Économie

La croissance américaine ralentit au T2 : les importations pèsent, la demande intérieure tient

Le PIB des États-Unis a progressé de 1,5 % au deuxième trimestre, moins que prévu, tiré par une consommation solide et des investissements massifs en équipements, mais pénalisé par un creusement du déficit commercial.

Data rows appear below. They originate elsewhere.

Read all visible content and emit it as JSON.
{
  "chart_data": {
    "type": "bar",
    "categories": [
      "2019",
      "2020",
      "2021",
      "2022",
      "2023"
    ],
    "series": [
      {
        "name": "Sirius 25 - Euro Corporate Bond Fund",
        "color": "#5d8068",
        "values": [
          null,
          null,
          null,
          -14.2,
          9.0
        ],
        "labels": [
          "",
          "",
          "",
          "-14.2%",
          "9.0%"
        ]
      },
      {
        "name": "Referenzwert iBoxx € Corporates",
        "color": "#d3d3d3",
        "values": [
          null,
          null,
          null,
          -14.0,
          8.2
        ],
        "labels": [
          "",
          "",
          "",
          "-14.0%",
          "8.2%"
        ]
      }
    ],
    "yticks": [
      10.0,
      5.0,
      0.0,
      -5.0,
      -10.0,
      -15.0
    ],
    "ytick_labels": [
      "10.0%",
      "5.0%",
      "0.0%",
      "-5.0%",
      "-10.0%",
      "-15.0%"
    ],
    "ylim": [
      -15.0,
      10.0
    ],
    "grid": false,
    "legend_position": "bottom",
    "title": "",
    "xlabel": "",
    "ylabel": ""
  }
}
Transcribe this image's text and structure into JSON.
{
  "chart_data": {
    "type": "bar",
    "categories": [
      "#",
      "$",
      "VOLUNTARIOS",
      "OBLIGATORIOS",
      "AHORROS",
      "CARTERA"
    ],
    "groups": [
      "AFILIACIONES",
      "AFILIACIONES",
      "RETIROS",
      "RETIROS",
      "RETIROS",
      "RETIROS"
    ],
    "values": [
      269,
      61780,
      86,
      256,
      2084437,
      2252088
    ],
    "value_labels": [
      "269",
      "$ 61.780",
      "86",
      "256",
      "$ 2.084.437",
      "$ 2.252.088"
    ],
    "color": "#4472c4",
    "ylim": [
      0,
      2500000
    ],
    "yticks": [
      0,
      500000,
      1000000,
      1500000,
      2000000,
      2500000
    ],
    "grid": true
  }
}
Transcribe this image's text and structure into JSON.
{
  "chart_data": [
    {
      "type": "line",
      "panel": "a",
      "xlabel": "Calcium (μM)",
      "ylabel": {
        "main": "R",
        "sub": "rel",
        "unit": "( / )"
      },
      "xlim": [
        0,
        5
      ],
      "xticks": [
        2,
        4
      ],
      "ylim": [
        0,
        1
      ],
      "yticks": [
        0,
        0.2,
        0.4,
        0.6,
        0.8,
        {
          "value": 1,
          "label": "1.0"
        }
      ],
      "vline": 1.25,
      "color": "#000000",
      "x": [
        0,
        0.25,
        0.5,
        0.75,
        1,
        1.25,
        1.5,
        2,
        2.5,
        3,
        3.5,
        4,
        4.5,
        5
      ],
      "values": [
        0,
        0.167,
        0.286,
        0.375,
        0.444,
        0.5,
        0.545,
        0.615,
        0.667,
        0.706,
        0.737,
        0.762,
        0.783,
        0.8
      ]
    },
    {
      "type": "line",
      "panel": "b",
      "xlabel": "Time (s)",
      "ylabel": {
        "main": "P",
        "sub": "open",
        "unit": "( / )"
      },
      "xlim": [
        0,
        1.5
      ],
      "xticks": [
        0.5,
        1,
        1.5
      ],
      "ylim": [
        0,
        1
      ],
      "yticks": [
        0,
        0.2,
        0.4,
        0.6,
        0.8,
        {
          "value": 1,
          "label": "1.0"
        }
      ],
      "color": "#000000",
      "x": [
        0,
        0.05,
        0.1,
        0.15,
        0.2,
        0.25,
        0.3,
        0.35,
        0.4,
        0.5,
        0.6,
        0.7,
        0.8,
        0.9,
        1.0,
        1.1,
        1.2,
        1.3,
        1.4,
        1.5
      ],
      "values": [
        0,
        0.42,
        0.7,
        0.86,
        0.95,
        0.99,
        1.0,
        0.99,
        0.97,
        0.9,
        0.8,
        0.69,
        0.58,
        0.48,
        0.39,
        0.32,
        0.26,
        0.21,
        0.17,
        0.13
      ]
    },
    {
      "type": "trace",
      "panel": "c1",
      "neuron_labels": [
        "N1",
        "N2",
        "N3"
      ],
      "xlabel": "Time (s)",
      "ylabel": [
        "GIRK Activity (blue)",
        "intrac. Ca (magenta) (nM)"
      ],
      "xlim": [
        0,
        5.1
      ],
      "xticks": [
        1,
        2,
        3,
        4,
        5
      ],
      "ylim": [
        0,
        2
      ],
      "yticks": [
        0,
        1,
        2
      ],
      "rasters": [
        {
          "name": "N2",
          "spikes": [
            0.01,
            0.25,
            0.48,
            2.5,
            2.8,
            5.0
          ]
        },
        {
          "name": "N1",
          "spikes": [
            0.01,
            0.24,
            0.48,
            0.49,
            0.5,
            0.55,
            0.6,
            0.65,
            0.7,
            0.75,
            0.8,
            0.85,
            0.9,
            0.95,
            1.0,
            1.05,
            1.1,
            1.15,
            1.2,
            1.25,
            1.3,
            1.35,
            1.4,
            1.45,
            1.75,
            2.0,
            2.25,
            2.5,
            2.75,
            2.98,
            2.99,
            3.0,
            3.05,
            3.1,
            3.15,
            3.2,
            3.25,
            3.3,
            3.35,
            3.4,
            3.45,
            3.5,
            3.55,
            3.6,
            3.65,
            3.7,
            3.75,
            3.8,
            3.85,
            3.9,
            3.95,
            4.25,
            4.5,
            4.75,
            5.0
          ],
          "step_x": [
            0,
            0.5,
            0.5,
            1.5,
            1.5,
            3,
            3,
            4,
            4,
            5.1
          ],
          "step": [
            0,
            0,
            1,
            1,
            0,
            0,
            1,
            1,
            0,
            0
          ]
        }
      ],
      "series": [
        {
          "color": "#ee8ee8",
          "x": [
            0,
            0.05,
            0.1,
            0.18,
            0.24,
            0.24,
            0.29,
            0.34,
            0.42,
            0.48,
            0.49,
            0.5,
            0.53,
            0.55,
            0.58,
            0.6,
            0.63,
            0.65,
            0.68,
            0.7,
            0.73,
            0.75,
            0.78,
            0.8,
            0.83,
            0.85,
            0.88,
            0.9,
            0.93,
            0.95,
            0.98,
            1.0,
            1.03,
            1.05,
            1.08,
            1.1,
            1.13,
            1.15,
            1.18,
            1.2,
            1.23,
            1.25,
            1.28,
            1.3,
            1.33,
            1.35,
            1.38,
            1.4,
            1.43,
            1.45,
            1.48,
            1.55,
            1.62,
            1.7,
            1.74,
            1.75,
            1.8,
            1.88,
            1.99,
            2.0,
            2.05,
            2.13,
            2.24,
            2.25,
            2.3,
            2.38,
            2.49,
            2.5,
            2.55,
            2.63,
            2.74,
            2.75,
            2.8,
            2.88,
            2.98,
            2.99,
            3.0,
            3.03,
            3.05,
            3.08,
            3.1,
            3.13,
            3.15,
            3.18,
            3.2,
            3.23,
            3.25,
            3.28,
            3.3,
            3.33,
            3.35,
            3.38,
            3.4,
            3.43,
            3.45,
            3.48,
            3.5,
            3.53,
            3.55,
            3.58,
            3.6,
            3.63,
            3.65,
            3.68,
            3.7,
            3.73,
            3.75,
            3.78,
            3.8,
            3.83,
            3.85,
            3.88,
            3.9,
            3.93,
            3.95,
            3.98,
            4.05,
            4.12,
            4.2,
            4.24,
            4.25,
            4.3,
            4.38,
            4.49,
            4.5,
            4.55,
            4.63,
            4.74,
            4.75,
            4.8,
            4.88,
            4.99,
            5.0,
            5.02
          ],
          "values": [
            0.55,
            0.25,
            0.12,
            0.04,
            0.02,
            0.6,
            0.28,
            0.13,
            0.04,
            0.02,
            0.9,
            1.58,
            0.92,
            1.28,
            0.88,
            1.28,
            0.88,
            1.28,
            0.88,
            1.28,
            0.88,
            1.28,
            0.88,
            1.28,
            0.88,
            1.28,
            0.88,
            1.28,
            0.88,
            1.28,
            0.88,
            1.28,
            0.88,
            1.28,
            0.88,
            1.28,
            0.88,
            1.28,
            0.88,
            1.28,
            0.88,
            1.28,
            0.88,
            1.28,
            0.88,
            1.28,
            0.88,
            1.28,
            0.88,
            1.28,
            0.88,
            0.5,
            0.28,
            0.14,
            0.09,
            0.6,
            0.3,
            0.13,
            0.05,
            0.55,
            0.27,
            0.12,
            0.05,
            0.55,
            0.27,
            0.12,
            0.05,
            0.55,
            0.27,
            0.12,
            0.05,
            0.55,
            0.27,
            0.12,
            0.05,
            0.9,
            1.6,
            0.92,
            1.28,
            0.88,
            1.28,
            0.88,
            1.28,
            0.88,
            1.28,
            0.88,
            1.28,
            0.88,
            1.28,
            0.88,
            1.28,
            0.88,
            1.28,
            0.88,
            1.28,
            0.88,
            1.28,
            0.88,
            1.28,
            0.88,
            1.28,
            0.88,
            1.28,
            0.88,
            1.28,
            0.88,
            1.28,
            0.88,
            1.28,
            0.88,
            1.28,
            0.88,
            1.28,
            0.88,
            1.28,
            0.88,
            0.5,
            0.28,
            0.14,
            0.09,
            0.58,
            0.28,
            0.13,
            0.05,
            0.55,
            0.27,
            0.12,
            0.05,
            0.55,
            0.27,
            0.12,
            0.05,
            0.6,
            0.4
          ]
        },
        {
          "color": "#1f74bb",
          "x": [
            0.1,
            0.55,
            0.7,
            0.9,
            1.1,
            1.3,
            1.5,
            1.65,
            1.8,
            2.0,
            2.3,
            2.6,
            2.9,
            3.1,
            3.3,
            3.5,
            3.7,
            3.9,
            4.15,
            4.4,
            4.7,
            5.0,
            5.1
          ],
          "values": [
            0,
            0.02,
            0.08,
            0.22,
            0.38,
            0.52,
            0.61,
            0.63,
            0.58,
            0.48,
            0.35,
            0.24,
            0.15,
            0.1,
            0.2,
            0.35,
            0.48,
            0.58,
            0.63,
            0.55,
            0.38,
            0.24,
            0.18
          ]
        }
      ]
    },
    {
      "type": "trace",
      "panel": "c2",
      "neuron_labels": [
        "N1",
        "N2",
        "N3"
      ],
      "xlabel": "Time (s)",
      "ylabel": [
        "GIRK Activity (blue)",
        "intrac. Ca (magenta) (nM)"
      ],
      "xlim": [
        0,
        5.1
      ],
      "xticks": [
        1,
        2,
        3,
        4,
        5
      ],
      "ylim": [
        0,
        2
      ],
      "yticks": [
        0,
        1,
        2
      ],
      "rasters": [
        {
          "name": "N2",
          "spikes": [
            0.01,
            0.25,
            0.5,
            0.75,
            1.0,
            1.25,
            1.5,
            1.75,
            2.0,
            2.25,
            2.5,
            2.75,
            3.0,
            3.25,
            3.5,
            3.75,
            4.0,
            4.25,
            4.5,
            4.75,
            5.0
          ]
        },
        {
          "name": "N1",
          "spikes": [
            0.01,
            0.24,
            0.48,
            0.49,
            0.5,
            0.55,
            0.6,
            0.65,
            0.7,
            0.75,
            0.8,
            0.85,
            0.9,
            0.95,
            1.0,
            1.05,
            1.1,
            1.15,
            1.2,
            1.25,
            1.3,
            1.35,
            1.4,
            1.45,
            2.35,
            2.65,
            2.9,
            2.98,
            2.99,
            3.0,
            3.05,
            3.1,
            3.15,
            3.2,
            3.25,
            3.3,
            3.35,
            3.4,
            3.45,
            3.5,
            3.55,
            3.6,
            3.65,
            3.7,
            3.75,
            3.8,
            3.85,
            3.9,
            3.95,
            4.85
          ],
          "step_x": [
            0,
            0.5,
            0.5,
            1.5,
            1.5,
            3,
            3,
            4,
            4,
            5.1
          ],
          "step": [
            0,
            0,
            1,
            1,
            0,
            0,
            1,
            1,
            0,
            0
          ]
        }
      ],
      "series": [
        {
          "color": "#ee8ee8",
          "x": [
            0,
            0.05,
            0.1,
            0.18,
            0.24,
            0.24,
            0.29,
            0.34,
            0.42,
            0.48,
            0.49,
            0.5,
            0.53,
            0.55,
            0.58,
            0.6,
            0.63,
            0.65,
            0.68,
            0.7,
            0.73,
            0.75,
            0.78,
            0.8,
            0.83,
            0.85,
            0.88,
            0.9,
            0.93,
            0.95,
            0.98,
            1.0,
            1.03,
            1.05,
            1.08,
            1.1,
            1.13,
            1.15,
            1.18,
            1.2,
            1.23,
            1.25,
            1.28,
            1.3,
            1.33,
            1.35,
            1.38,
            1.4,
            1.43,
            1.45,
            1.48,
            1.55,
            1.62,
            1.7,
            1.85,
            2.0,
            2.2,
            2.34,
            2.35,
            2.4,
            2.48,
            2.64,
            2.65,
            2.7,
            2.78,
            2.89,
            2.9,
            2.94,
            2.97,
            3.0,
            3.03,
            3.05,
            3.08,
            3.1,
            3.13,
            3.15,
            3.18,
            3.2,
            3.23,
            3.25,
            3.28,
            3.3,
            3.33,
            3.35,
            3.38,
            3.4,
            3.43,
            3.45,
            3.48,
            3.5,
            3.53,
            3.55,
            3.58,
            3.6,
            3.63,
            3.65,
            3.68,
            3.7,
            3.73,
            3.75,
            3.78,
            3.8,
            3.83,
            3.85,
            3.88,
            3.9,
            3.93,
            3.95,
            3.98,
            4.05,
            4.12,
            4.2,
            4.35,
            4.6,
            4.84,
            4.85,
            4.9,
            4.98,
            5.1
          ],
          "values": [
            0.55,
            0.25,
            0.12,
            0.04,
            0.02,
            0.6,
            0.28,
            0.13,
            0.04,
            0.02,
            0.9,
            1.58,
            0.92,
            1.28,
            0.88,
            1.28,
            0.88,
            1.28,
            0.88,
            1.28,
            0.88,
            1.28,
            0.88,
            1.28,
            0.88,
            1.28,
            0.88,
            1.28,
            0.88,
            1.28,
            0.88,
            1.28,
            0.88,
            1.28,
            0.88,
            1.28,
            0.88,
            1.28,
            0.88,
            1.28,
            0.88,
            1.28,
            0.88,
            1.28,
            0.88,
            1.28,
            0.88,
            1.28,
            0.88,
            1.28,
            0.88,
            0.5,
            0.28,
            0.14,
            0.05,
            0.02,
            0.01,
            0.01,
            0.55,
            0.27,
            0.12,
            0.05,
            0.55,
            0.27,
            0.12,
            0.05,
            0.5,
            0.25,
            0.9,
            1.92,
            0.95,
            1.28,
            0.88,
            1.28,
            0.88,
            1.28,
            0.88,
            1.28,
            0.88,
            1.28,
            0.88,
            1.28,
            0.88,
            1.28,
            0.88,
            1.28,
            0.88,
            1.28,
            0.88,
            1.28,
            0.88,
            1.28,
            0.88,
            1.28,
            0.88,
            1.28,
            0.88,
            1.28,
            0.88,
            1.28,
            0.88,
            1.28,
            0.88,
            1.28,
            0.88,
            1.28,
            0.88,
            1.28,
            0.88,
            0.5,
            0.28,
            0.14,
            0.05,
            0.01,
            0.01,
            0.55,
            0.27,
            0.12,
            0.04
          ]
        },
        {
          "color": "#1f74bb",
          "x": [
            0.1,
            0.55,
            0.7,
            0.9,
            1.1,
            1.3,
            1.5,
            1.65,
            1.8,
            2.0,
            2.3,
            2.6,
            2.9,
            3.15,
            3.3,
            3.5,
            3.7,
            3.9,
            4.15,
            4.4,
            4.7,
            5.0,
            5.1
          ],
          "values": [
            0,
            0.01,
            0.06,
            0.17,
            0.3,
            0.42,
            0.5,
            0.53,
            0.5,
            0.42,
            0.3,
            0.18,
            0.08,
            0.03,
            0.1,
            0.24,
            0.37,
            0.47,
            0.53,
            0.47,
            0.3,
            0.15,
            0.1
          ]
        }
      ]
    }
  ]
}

La croissance américaine ralentit au T2 : les importations pèsent, la demande intérieure tient
©Illustration IA Claire Fontaine / renseignementeconomique.fr

Un ralentissement marqué par le commerce extérieur

L'économie américaine a enregistré une hausse du produit intérieur brut de 1,5 % au deuxième trimestre, selon le ministère du Commerce. Ce chiffre reste en deçà des attentes des économistes, qui tablaient sur une progression de 2,1 %. Le principal facteur expliquant cet écart est le comportement des échanges : l'accroissement des importations a élargi le déficit commercial et retranché 1,01 point de pourcentage à la croissance.

En dépit de ce handicap lié au commerce extérieur, les composantes domestiques montrent une vigueur notable. Les dépenses des ménages et les investissements productifs ont permis de maintenir la dynamique économique sur le territoire.

Une demande interne qui compense

La consommation des ménages a bondi de 3,2 % sur la période, reflétant une dépense robuste malgré un environnement de prix plus tendu. Parallèlement, les entreprises ont fortement augmenté leurs investissements en équipements, avec une progression spectaculaire de 15,2 %. Les analyses relient en partie ces dépenses à des projets d'infrastructures et surtout à des investissements visant à soutenir le développement des technologies d'intelligence artificielle.

  • PIB (T2) : +1,5 %
  • Dépenses de consommation : +3,2 %
  • Investissements en équipements : +15,2 %
  • Impact du déficit commercial : -1,01 point

Stocks, pétrole et fiscalité : des effets contrastés

Le rapport note aussi des éléments plus ponctuels : la réduction des stocks, en réponse à une demande soutenue, a pesé sur la croissance, tout comme la diminution des volumes dans la réserve stratégique de pétrole qui a réduit les dépenses publiques. Par ailleurs, les remboursements d'impôts exceptionnels liés au « One Big Beautiful Bill » avaient précédemment stimulé la consommation mais ne se reproduisent plus, ce qui retire un soutien fiscal direct aux ménages pour le trimestre en cours.

VariableVariation (T2)
PIB+1,5 %
Consommation des ménages+3,2 %
Investissement en équipements+15,2 %
Contribution du commerce-1,01 point

Risques pour l'avenir

Plusieurs signaux tempèrent l'interprétation optimiste. Le conflit au Moyen-Orient et la reprise des hostilités impliquant les États-Unis et l'Iran constituent un risque de hausse des prix de l'énergie et, à terme, de frein de la croissance sur le second semestre. Le prix moyen de l'essence a déjà repassé la barre des 4 dollars le gallon, compressant le budget des ménages.

Le rapport souligne aussi un infléchissement des revenus et un marché du travail qui, s'il reste globalement stable, n'affiche plus la même dynamique de progression des salaires. Le taux d'épargne des ménages est tombé à 2,7 %, son niveau le plus bas depuis quatre ans, réduisant la marge de manœuvre face à un choc de prix ou à une montée du chômage.

Quelles conséquences pour l'Europe et la France ?

Pour les économies européennes, un ralentissement américain pèse sur la demande d'exportations et sur la confiance mondiale. En outre, une hausse persistante des prix du pétrole pourrait raviver les pressions inflationnistes déjà observées dans plusieurs pays, compliquant les décisions des banques centrales. Enfin, l'orientation des investissements technologiques américains, notamment en IA, peut continuer d'attirer des capitaux et façonner les chaînes de valeur mondiales, avec des effets contrastés selon les secteurs en France.

Au final, le tableau dressé par les chiffres du deuxième trimestre est celui d'une économie américaine qui conserve une demande domestique robuste mais doit composer avec des vulnérabilités externes et des signaux domestiques moins favorables à court terme.